Le petit poilu illustré

Affiche de Marko

Présent sur le Festival OFF 2017

Spectacle de la Cie Dhang Dhang (93) et co-prod. Mise en Lumières (75), vu à Avignon Off 2016, le 20 Juil., 13h15, au Théâtre des Brunes (du 7 au 30)

Texte : Alexandre Letondeur

Mise en scène : Ned Grujic

Jeu : Alexandre Letondeur, Romain Puyuelo

Lumières : Aurore Beck

Costumes : Pierre-Jean Beray

Genre : Théâtre burlesque

Public : Jeune public dès 7 ans et sans limite ensuite

Durée : 1h05

Jauge adaptable

Création 2015

Salle de 49 pl.

Ferdinand et Paul, deux poilus, deux copains morts à la guerre de 14-18, sont chargés de revenir sur Terre pour raconter la guerre aux enfants de maintenant. Les voici catapultés dans une chambre d'enfant au centre de laquelle trône un parc de bébé. En 1h10 ils doivent dire la Grande Histoire, de Juin 1914 à Juin 1919, et tout doit être vrai. Quarante millions de victimes : première vérité annoncée en préalable. Peut-être l’avions-nous oublié... A.Letondeur et R.Puyuelo incarnent ces deux émouvants fantômes dans une vingtaine de tableaux bien choisis qui s'enchaînent avec fluidité. Quelques facéties ménagent des pauses souriantes dans le rythme très soutenu du spectacle. Rappelés à l'ordre par une sévère voix off lorsqu'ils oublient les consignes, les deux poilus se remémorent tout. L'Histoire défile en nous emportant dans son courant fou. Elle dépose dans notre mémoire les batailles et les morts sans compter, les appels de généraux et les noyades de poilus dans la boue des tranchées, les petites joies et les instants de fraternité, la peur et les sifflements d'obus, un langage particulier, des plaisanteries, des chants, des rats, des poux, des casques, etc., etc., et l'absurdité de la guerre. Une heure plus tard Ferdinand et Paul disparaissent de notre vue après avoir édifié un extraordinaire monument aux morts. Mission accomplie. Les enfants rient parfois, les adultes moins car ils connaissent l'issue. Ce magnifique spectacle dont je suis sortie avec la chair de poule ne laisse pas indemne.

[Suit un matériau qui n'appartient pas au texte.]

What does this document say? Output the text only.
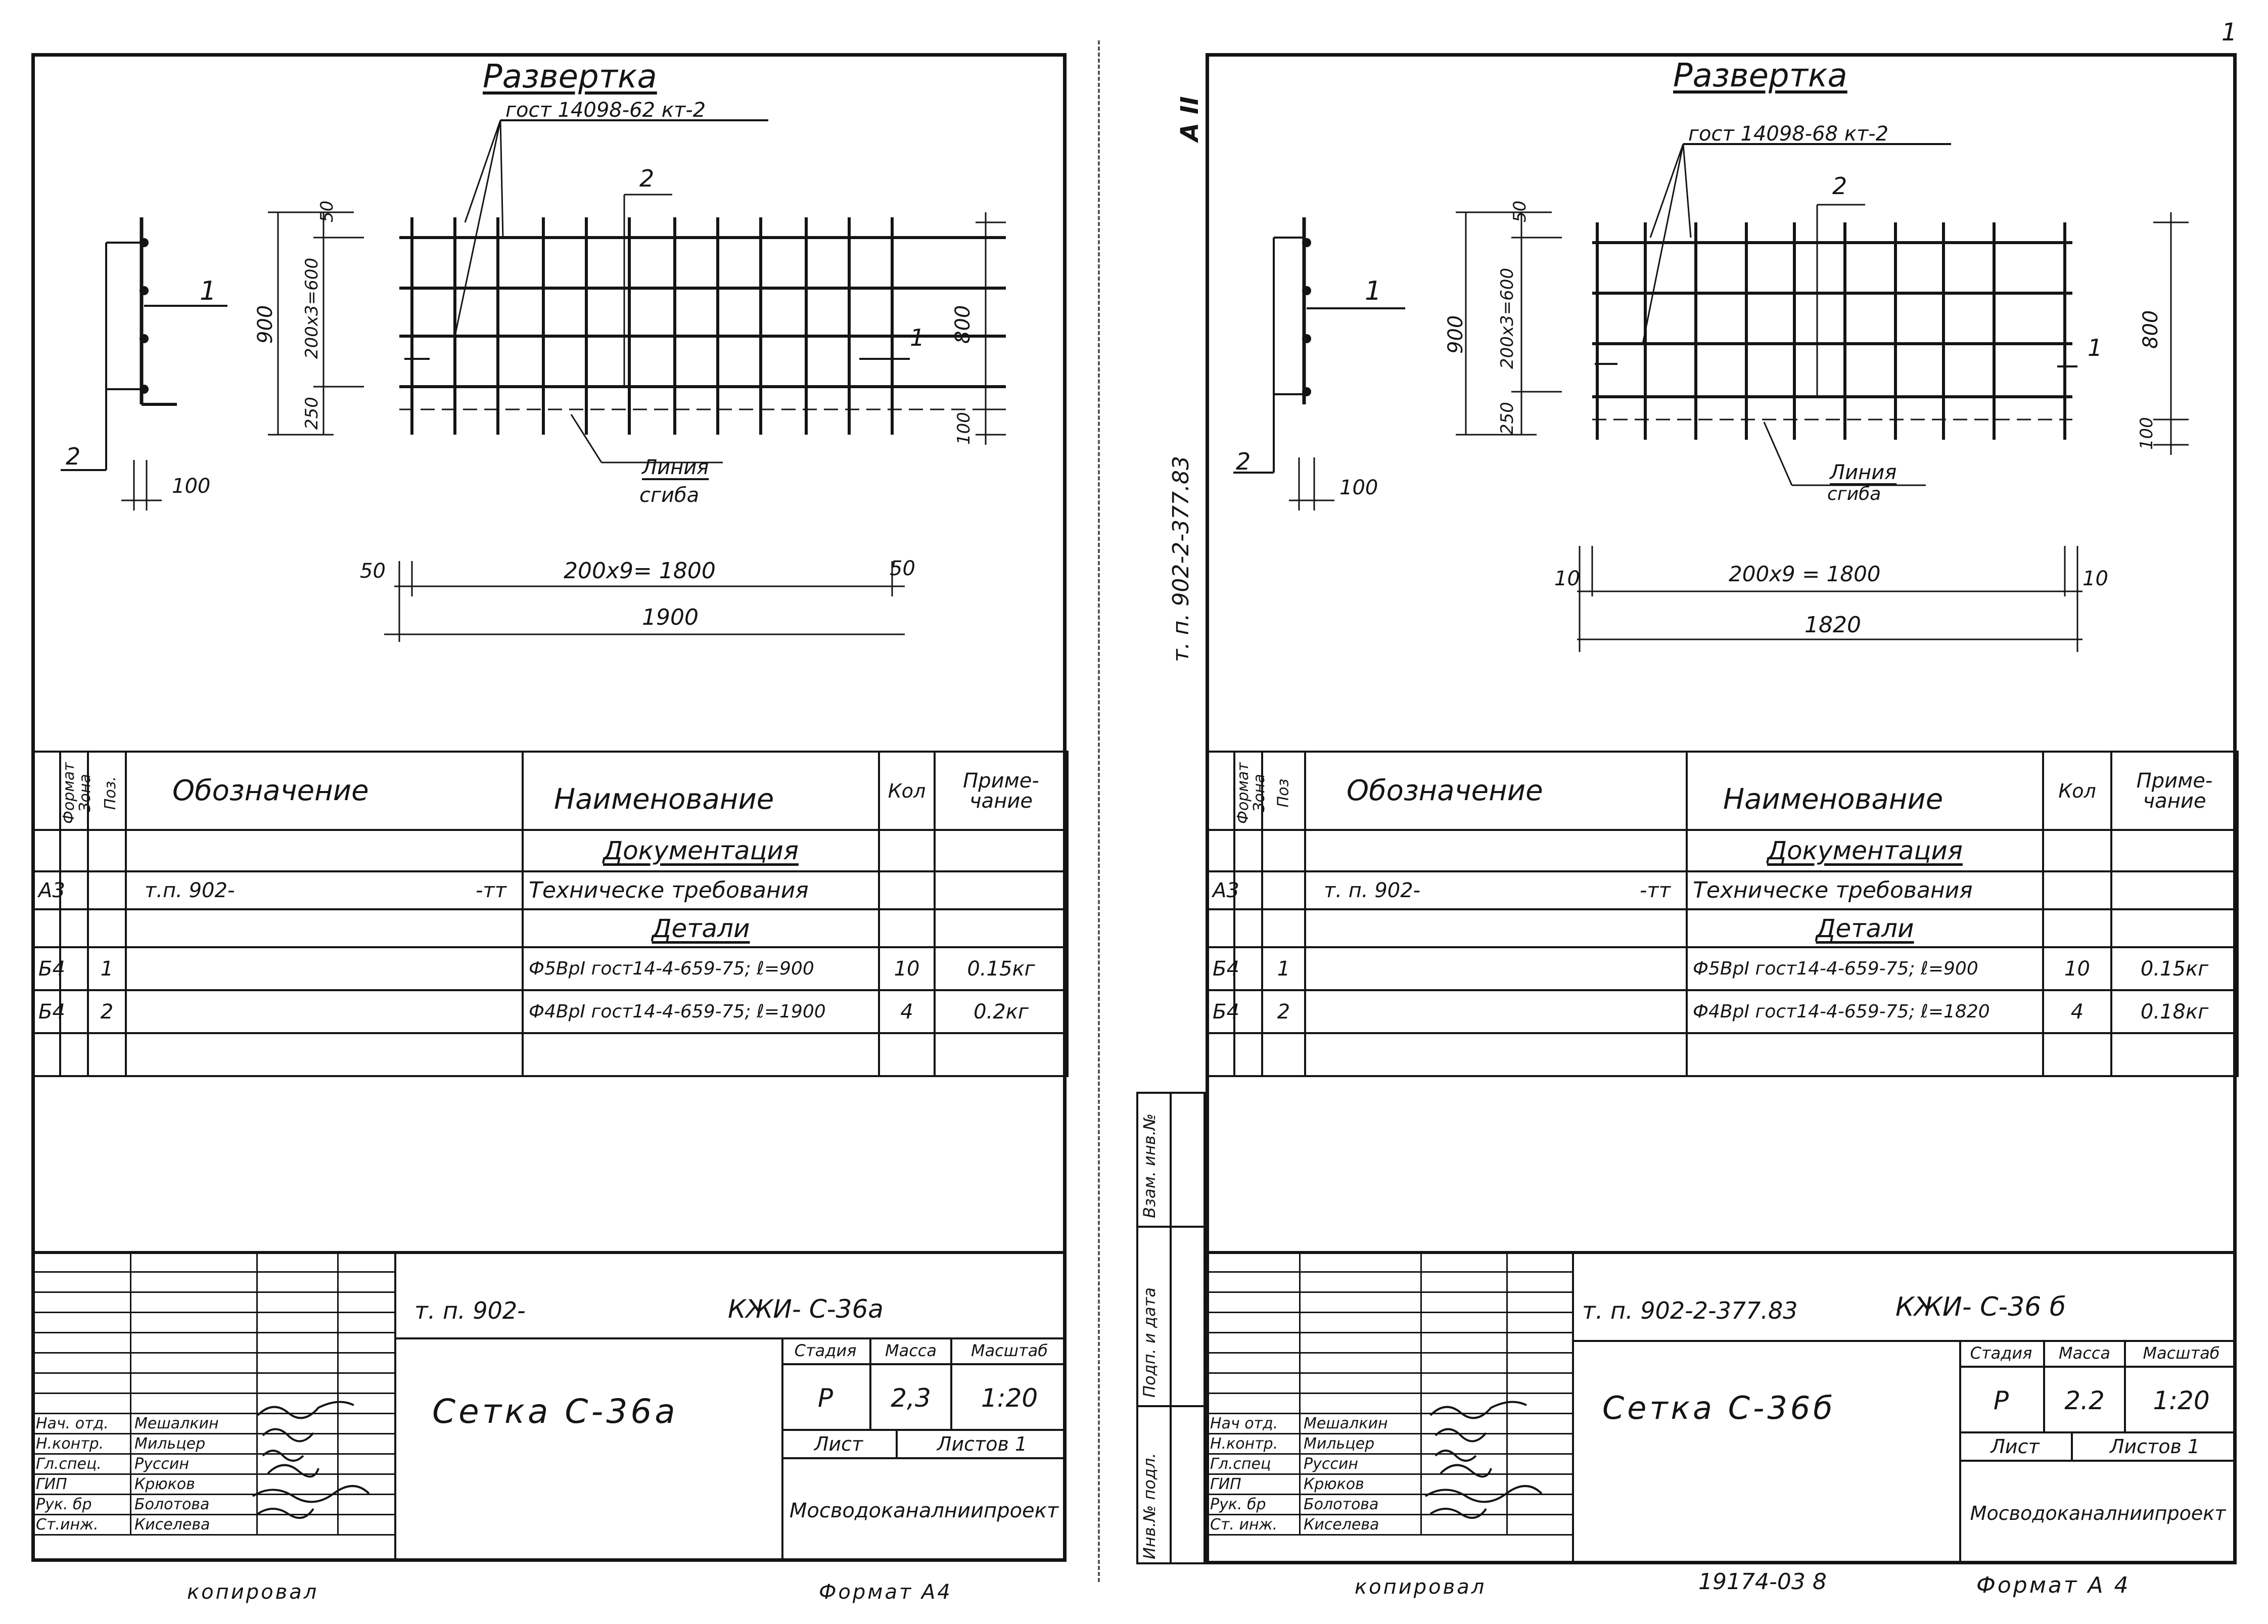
1
Развертка
гост 14098-62 кт-2
2
1
1
2
100
Линия
сгиба
900
50
200х3=600
250
800
100
50	200х9= 1800	50
1900
Формат	Зона	Поз.	Обозначение	Наименование	Кол	Приме-чание
				Документация		
А3			т.п. 902- -тт	Техническе требования		
				Детали		
Б4		1		Ф5ВрI гост14-4-659-75; ℓ=900	10	0.15кг
Б4		2		Ф4ВрI гост14-4-659-75; ℓ=1900	4	0.2кг

Нач. отд.	Мешалкин		
Н.контр.	Мильцер		
Гл.спец.	Руссин		
ГИП	Крюков		
Рук. бр	Болотова		
Ст.инж.	Киселева		
т. п. 902-	КЖИ- С-36а
Сетка С-36а
Стадия	Масса	Масштаб
Р	2,3	1:20
Лист	Листов 1
Мосводоканалниипроект
копировал	Формат А4
т. п. 902-2-377.83
А II
Развертка
гост 14098-68 кт-2
2
1
1
2
100
Линия
сгиба
900
50
200х3=600
250
800
100
10	200х9 = 1800	10
1820
Формат	Зона	Поз	Обозначение	Наименование	Кол	Приме-чание
				Документация		
А3			т. п. 902- -тт	Техническе требования		
				Детали		
Б4		1		Ф5ВрI гост14-4-659-75; ℓ=900	10	0.15кг
Б4		2		Ф4ВрI гост14-4-659-75; ℓ=1820	4	0.18кг

Взам. инв.№
Подп. и дата
Инв.№ подл.

Нач отд.	Мешалкин		
Н.контр.	Мильцер		
Гл.спец	Руссин		
ГИП	Крюков		
Рук. бр	Болотова		
Ст. инж.	Киселева		
т. п. 902-2-377.83	КЖИ- С-36 б
Сетка С-36б
Стадия	Масса	Масштаб
Р	2.2	1:20
Лист	Листов 1
Мосводоканалниипроект
копировал	19174-03 8	Формат А 4
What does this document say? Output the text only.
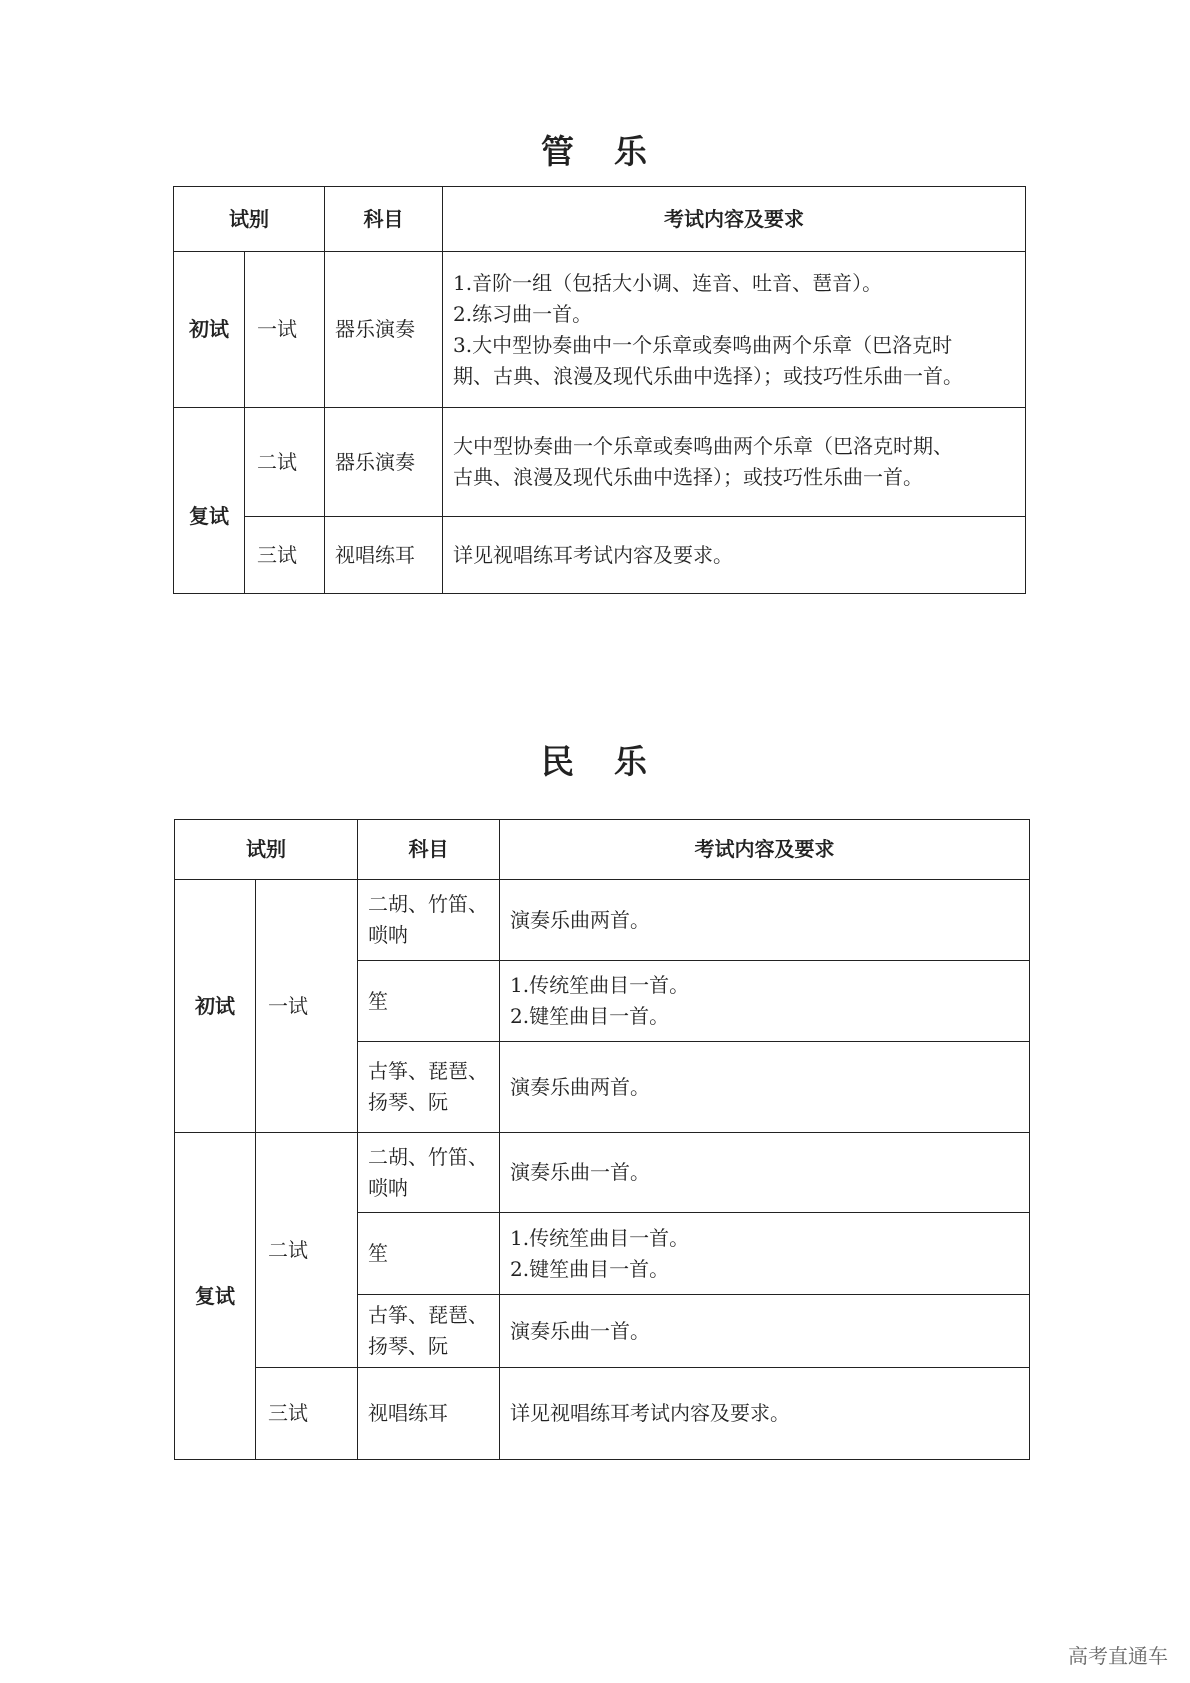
管 乐
试别		科目	考试内容及要求
初试	一试	器乐演奏	1.音阶一组（包括大小调、连音、吐音、琶音）。
2.练习曲一首。
3.大中型协奏曲中一个乐章或奏鸣曲两个乐章（巴洛克时
期、古典、浪漫及现代乐曲中选择）；或技巧性乐曲一首。

复试	二试	器乐演奏	大中型协奏曲一个乐章或奏鸣曲两个乐章（巴洛克时期、
古典、浪漫及现代乐曲中选择）；或技巧性乐曲一首。

	三试	视唱练耳	详见视唱练耳考试内容及要求。
民 乐
试别		科目	考试内容及要求
初试	一试	二胡、竹笛、
唢呐	演奏乐曲两首。
		笙	1.传统笙曲目一首。
2.键笙曲目一首。

		古筝、琵琶、
扬琴、阮	演奏乐曲两首。
复试	二试	二胡、竹笛、
唢呐	演奏乐曲一首。
		笙	1.传统笙曲目一首。
2.键笙曲目一首。

		古筝、琵琶、
扬琴、阮	演奏乐曲一首。
	三试	视唱练耳	详见视唱练耳考试内容及要求。
高考直通车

Les comédiens sont épatants. Ils changent de rôles (et de costumes) à toute allure, chacun pouvant incarner pour quelques instants un Allemand ou un Français aux accents divers, un soldat ou un général. Ils sont copains ou ennemis, chefs ou subordonnés, et redeviennent parfois, par distraction, les deux fantômes complices enthousiasmés par leur mission. Leur jeu burlesque et leur gestuelle m'ont marquée. Je n'oublierai pas, entre autres, ce soldat brusquement épinglé parmi les barbelés ou la drôle de chasse au canard entre les lignes ennemies. Les atmosphères changent très rapidement et la scénographie permet de planter tous les décors possibles. Le parc de bébé se fait tantôt table pour un échiquier dont les pions sont des armes lourdes, tantôt sol sur lequel les forts sont pris et repris ; il se mue en no man's land entre deux tranchées, ou en abri sous lequel Ferdinand et Paul s'accroupissent, etc. Des casques, un jeu de quilles, des drapeaux prennent également de multiples significations. J'ai apprécié la recette finale du "gâteau de la victoire", où Patrie, Marseillaise, chars, avions, soldats de tous pays, s'élèvent en une pièce montée fantasque, terrifiant monument aux morts dédié au silence et au souvenir. Le texte est net, concis, clair, souvent tranchant, sans équivoque. Il transmet du tragique, de l'humour noir, du tragi-comique, des émotions légères ou insupportables, de la gaieté aussi. L'humain s'y mêle à "la Grande Histoire" pour donner de la chair aux dates et aux évènements. Bravo!

Ce "Petit poilu illustré" permet de se remémorer ce que l'on a oublié de toute cette horreur et nous fait réfléchir sur les stupidités humaines. Construit pour soutenir l'intérêt et se graver dans les mémoires, c'est un panorama vivant et pédagogique. Destiné aux enfants, il concerne évidemment aussi les adultes, ouvre à la réflexion et peut introduire de nombreux débats. La compagnie propose sur demande une version filmée.

NB : l'auteur a utilisé une large documentation, des témoignages, des journaux des tranchées et "L'Album des Poilus" (Adrien Barrère, Maloine, 1919).